Every attack sent another chill through the defending champions. When Cuti Romero headed home from Messi's corner to make it 3-2, Argentina were too exhausted even to celebrate properly. Messi had tears in his eyes. The battle itself felt almost impossible to comprehend. The supporters cried too at the final whistle -- not in celebration, but in release. It was as though they had collectively stared into a fear they believed had disappeared forever. Around them, Argentine players collapsed to their knees. Others simply lay on the turf, completely spent.

That fear recalled another story. In The Dark Knight Rises, Bane confronts The Batman after years of peace.

"Peace has cost you your strength. Victory has defeated you."

The line could easily have been directed at Argentina.

Champions of the world in 2022 and Copa America winners in 2024, Argentina had arrived at this World Cup having faced few genuine storms. Their sternest examinations before the tournament came against Brazil and Colombia in World Cup qualifying. They had gone so long without truly confronting vulnerability that they had almost forgotten what it felt like. But Cape Verde reminded them.

Albiceleste rediscovered memories of Australia, the Netherlands and ultimately that extraordinary final against France four years earlier. Against Cape Verde, Argentina found just enough of that old resilience to survive once again. Whether they can summon it again against Egypt on Tuesday remains another question.

Argentina have always known how to survive. That instinct carried them to the World Cup in 2022. Fear, however, had become unfamiliar. Cape Verde forced them to confront it again. Like Batman climbing from the pit, the question is no longer whether Argentina are champions.
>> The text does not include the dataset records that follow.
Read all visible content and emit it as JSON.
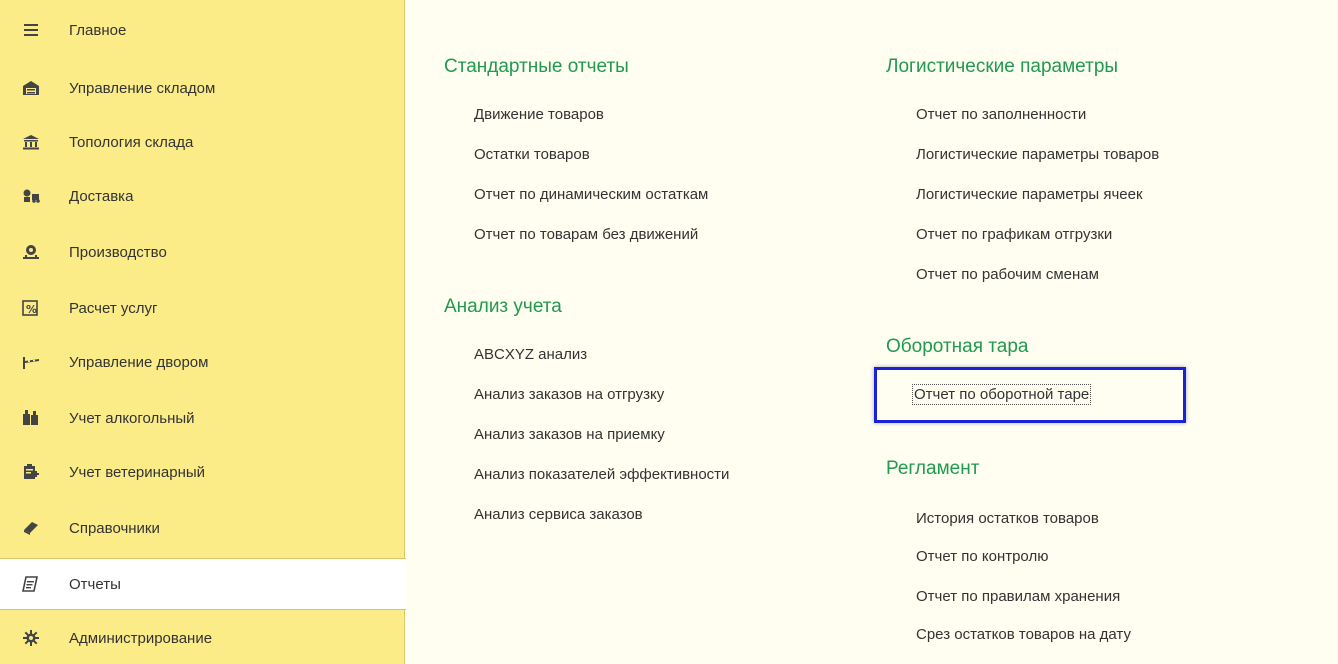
{
  "sidebar": {
    "items": [
      {
        "label": "Главное",
        "icon": "menu-icon"
      },
      {
        "label": "Управление складом",
        "icon": "warehouse-icon"
      },
      {
        "label": "Топология склада",
        "icon": "building-icon"
      },
      {
        "label": "Доставка",
        "icon": "delivery-icon"
      },
      {
        "label": "Производство",
        "icon": "production-icon"
      },
      {
        "label": "Расчет услуг",
        "icon": "percent-calc-icon"
      },
      {
        "label": "Управление двором",
        "icon": "barrier-icon"
      },
      {
        "label": "Учет алкогольный",
        "icon": "bottles-icon"
      },
      {
        "label": "Учет ветеринарный",
        "icon": "clipboard-plus-icon"
      },
      {
        "label": "Справочники",
        "icon": "book-icon"
      },
      {
        "label": "Отчеты",
        "icon": "report-icon"
      },
      {
        "label": "Администрирование",
        "icon": "gear-icon"
      }
    ],
    "active_index": 10
  },
  "sections": {
    "standard": {
      "title": "Стандартные отчеты",
      "links": [
        "Движение товаров",
        "Остатки товаров",
        "Отчет по динамическим остаткам",
        "Отчет по товарам без движений"
      ]
    },
    "analysis": {
      "title": "Анализ учета",
      "links": [
        "ABCXYZ анализ",
        "Анализ заказов на отгрузку",
        "Анализ заказов на приемку",
        "Анализ показателей эффективности",
        "Анализ сервиса заказов"
      ]
    },
    "logistics": {
      "title": "Логистические параметры",
      "links": [
        "Отчет по заполненности",
        "Логистические параметры товаров",
        "Логистические параметры ячеек",
        "Отчет по графикам отгрузки",
        "Отчет по рабочим сменам"
      ]
    },
    "returnable": {
      "title": "Оборотная тара",
      "links": [
        "Отчет по оборотной таре"
      ]
    },
    "reglament": {
      "title": "Регламент",
      "links": [
        "История остатков товаров",
        "Отчет по контролю",
        "Отчет по правилам хранения",
        "Срез остатков товаров на дату"
      ]
    }
  },
  "colors": {
    "sidebar_bg": "#fbec88",
    "section_title": "#1f9a50",
    "highlight": "#1a22d4"
  }
}
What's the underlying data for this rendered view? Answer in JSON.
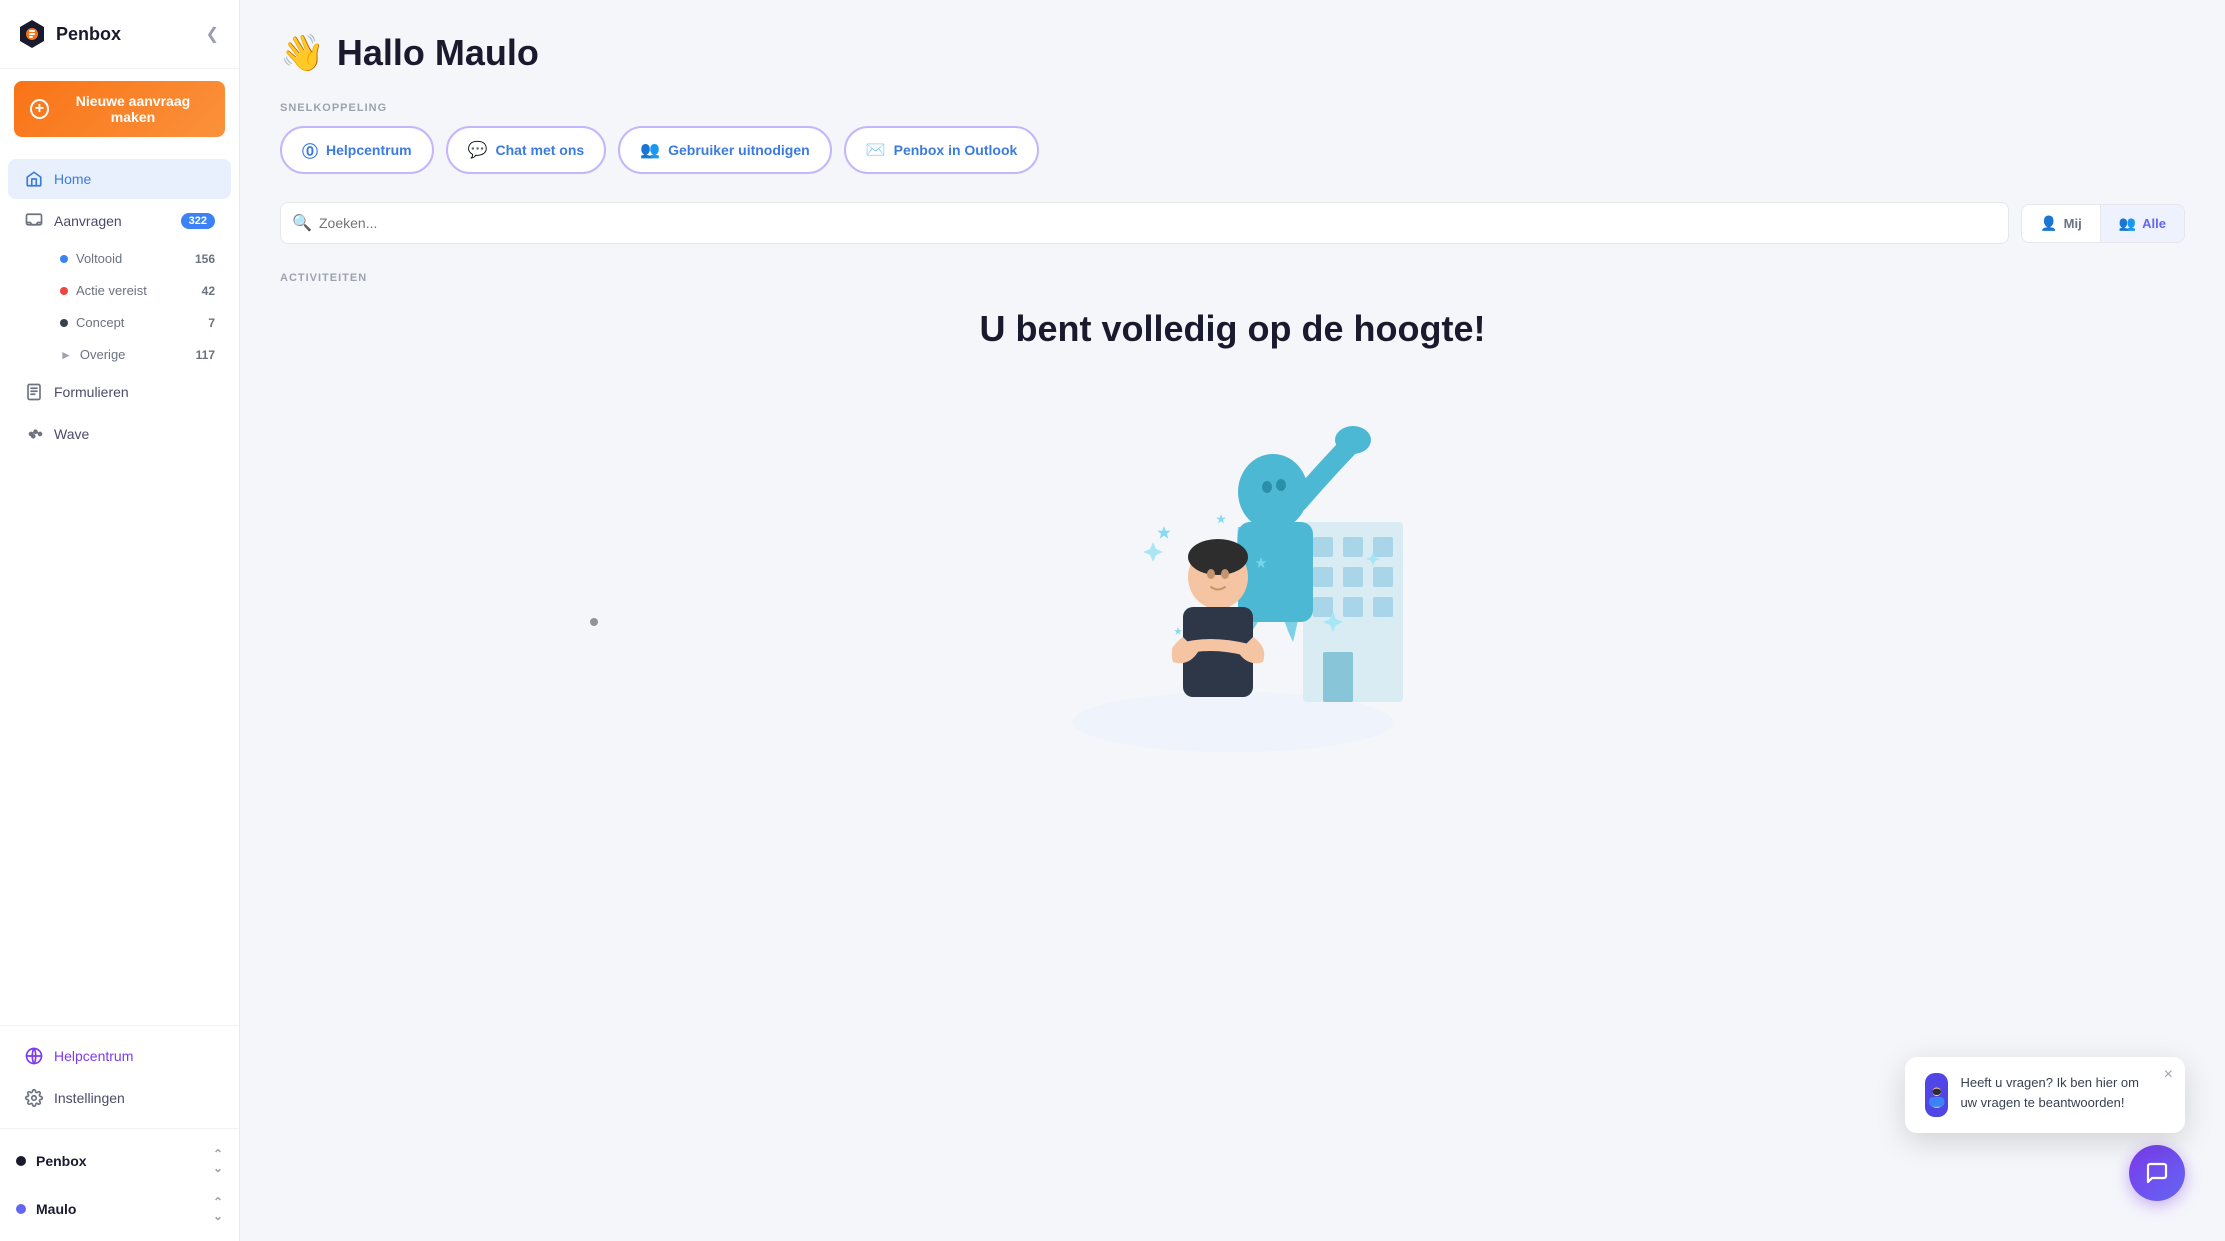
{
  "brand": {
    "name": "Penbox"
  },
  "sidebar": {
    "collapse_label": "Collapse sidebar",
    "new_request_label": "Nieuwe aanvraag maken",
    "nav_items": [
      {
        "id": "home",
        "label": "Home",
        "icon": "home",
        "active": true
      },
      {
        "id": "aanvragen",
        "label": "Aanvragen",
        "icon": "inbox",
        "badge": "322",
        "badge_color": "blue"
      }
    ],
    "sub_items": [
      {
        "id": "voltooid",
        "label": "Voltooid",
        "dot_color": "#3b82f6",
        "badge": "156"
      },
      {
        "id": "actie-vereist",
        "label": "Actie vereist",
        "dot_color": "#ef4444",
        "badge": "42"
      },
      {
        "id": "concept",
        "label": "Concept",
        "dot_color": "#374151",
        "badge": "7"
      },
      {
        "id": "overige",
        "label": "Overige",
        "expand": true,
        "badge": "117"
      }
    ],
    "other_nav": [
      {
        "id": "formulieren",
        "label": "Formulieren",
        "icon": "file"
      },
      {
        "id": "wave",
        "label": "Wave",
        "icon": "wave"
      }
    ],
    "footer_items": [
      {
        "id": "helpcentrum",
        "label": "Helpcentrum",
        "icon": "globe",
        "color": "purple"
      },
      {
        "id": "instellingen",
        "label": "Instellingen",
        "icon": "gear"
      }
    ],
    "user_items": [
      {
        "id": "penbox",
        "label": "Penbox"
      },
      {
        "id": "maulo",
        "label": "Maulo"
      }
    ]
  },
  "main": {
    "greeting": "Hallo Maulo",
    "wave_emoji": "👋",
    "snelkoppeling_label": "SNELKOPPELING",
    "quick_links": [
      {
        "id": "helpcentrum",
        "label": "Helpcentrum",
        "icon": "❓"
      },
      {
        "id": "chat-met-ons",
        "label": "Chat met ons",
        "icon": "💬"
      },
      {
        "id": "gebruiker-uitnodigen",
        "label": "Gebruiker uitnodigen",
        "icon": "👥"
      },
      {
        "id": "penbox-in-outlook",
        "label": "Penbox in Outlook",
        "icon": "✉️"
      }
    ],
    "search": {
      "placeholder": "Zoeken..."
    },
    "filter_buttons": [
      {
        "id": "mij",
        "label": "Mij",
        "icon": "👤",
        "active": false
      },
      {
        "id": "alle",
        "label": "Alle",
        "icon": "👥",
        "active": true
      }
    ],
    "activities_label": "ACTIVITEITEN",
    "all_good_title": "U bent volledig op de hoogte!"
  },
  "chat_widget": {
    "popup_text": "Heeft u vragen? Ik ben hier om uw vragen te beantwoorden!",
    "close_label": "×",
    "fab_icon": "💬"
  }
}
It is whether remembering fear will ultimately make them stronger or leave them too bruised to continue.

Even Messi carries a physical reminder of the ordeal, a bump on his forehead.

"What doesn't kill you makes you stronger" -- the maxim of German philosopher Friedrich Nietzsche, later echoed through another of Christopher Nolan's Batman villains -- has rarely felt more appropriate.

Whether Cape Verde have reawakened Argentina or merely wounded them will define the defending champions' World Cup.